Take the typical memo, where the attorney sets out all the options, all possible scenarios (if you are in situation A, then... and if you are in situation B, then...). Question to the attorney: instead of spending hours investigating and writing about all possible legal consequences of client being in situation A, B, C or D, why didn’t you call the client and discuss with him in which of these situations he actually was?
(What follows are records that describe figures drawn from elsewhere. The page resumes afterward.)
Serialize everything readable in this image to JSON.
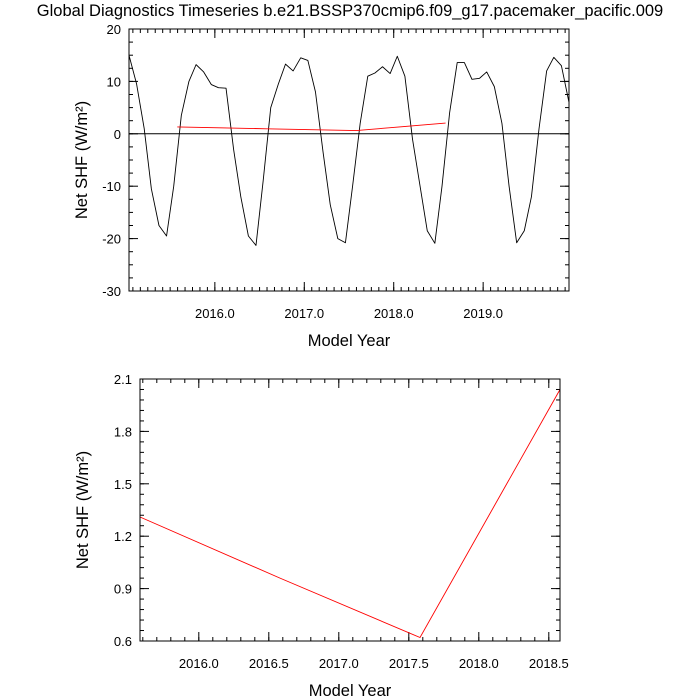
{
  "title": "Global Diagnostics Timeseries b.e21.BSSP370cmip6.f09_g17.pacemaker_pacific.009",
  "colors": {
    "monthly_series": "#000000",
    "annual_series": "#ff0000",
    "zero_line": "#000000"
  },
  "chart_data": [
    {
      "type": "line",
      "xlabel": "Model Year",
      "ylabel": "Net SHF (W/m²)",
      "xlim": [
        2015.04,
        2019.96
      ],
      "ylim": [
        -30,
        20
      ],
      "xticks": [
        2016.0,
        2017.0,
        2018.0,
        2019.0
      ],
      "xtick_labels": [
        "2016.0",
        "2017.0",
        "2018.0",
        "2019.0"
      ],
      "yticks": [
        -30,
        -20,
        -10,
        0,
        10,
        20
      ],
      "ytick_labels": [
        "-30",
        "-20",
        "-10",
        "0",
        "10",
        "20"
      ],
      "reference_line_y": 0,
      "series": [
        {
          "x": [
            2015.04,
            2015.125,
            2015.21,
            2015.29,
            2015.375,
            2015.46,
            2015.54,
            2015.625,
            2015.71,
            2015.79,
            2015.875,
            2015.96,
            2016.04,
            2016.125,
            2016.21,
            2016.29,
            2016.375,
            2016.46,
            2016.54,
            2016.625,
            2016.71,
            2016.79,
            2016.875,
            2016.96,
            2017.04,
            2017.125,
            2017.21,
            2017.29,
            2017.375,
            2017.46,
            2017.54,
            2017.625,
            2017.71,
            2017.79,
            2017.875,
            2017.96,
            2018.04,
            2018.125,
            2018.21,
            2018.29,
            2018.375,
            2018.46,
            2018.54,
            2018.625,
            2018.71,
            2018.79,
            2018.875,
            2018.96,
            2019.04,
            2019.125,
            2019.21,
            2019.29,
            2019.375,
            2019.46,
            2019.54,
            2019.625,
            2019.71,
            2019.79,
            2019.875,
            2019.96
          ],
          "y": [
            15.0,
            9.5,
            1.0,
            -10.5,
            -17.5,
            -19.5,
            -10.0,
            3.5,
            10.0,
            13.2,
            11.8,
            9.4,
            8.8,
            8.7,
            -3.0,
            -12.0,
            -19.5,
            -21.3,
            -9.0,
            5.0,
            9.5,
            13.3,
            12.0,
            14.5,
            14.0,
            8.0,
            -3.5,
            -13.5,
            -20.0,
            -20.8,
            -10.0,
            2.0,
            11.0,
            11.6,
            12.8,
            11.5,
            14.8,
            11.0,
            -1.0,
            -9.5,
            -18.5,
            -20.9,
            -10.0,
            4.0,
            13.6,
            13.6,
            10.4,
            10.6,
            11.8,
            9.0,
            2.0,
            -10.0,
            -20.8,
            -18.5,
            -12.0,
            1.0,
            12.0,
            14.6,
            13.0,
            6.0
          ]
        },
        {
          "x": [
            2015.58,
            2016.58,
            2017.58,
            2018.58
          ],
          "y": [
            1.31,
            0.96,
            0.62,
            2.04
          ]
        }
      ]
    },
    {
      "type": "line",
      "xlabel": "Model Year",
      "ylabel": "Net SHF (W/m²)",
      "xlim": [
        2015.58,
        2018.58
      ],
      "ylim": [
        0.6,
        2.1
      ],
      "xticks": [
        2016.0,
        2016.5,
        2017.0,
        2017.5,
        2018.0,
        2018.5
      ],
      "xtick_labels": [
        "2016.0",
        "2016.5",
        "2017.0",
        "2017.5",
        "2018.0",
        "2018.5"
      ],
      "yticks": [
        0.6,
        0.9,
        1.2,
        1.5,
        1.8,
        2.1
      ],
      "ytick_labels": [
        "0.6",
        "0.9",
        "1.2",
        "1.5",
        "1.8",
        "2.1"
      ],
      "series": [
        {
          "x": [
            2015.58,
            2016.58,
            2017.58,
            2018.58
          ],
          "y": [
            1.31,
            0.96,
            0.62,
            2.04
          ]
        }
      ]
    }
  ]
}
That would have made your writing far more relevant, to-the-point, and shorter, and that’s exactly what clients are longing for.
I get many answers to that, from “From a professional liability viewpoint, you need to be extremely careful” (If you think that being to-the-point is too dangerous for you, maybe you should consider another career) to “I don’t want to trouble the client with an unsollicited phone call” (The truth is that clients are begging for their attorneys to be more proactive) to “I had a conversation but the client did not tell me his exact situation” (Did you ask?).
An answer I haven’t heard explicitly, and I sincerely hope that, indeed, it isn't playing a role, is that not asking about the specifics situation gives a justification to the attorney for writing a much longer memo and accordingly, invoicing a much higher fee.
Another answer I often get from associates, and that makes me despair of the legal profession, is “I agree with you, but I am not entitled to call the client. I have received this writing assignment from the partner, and he is the one with the client contact. I can only write the memo on the basis of the succinct info – and that is an overstatement - I have received from the partner.” I hear the voices saying, "Cut the middle man!"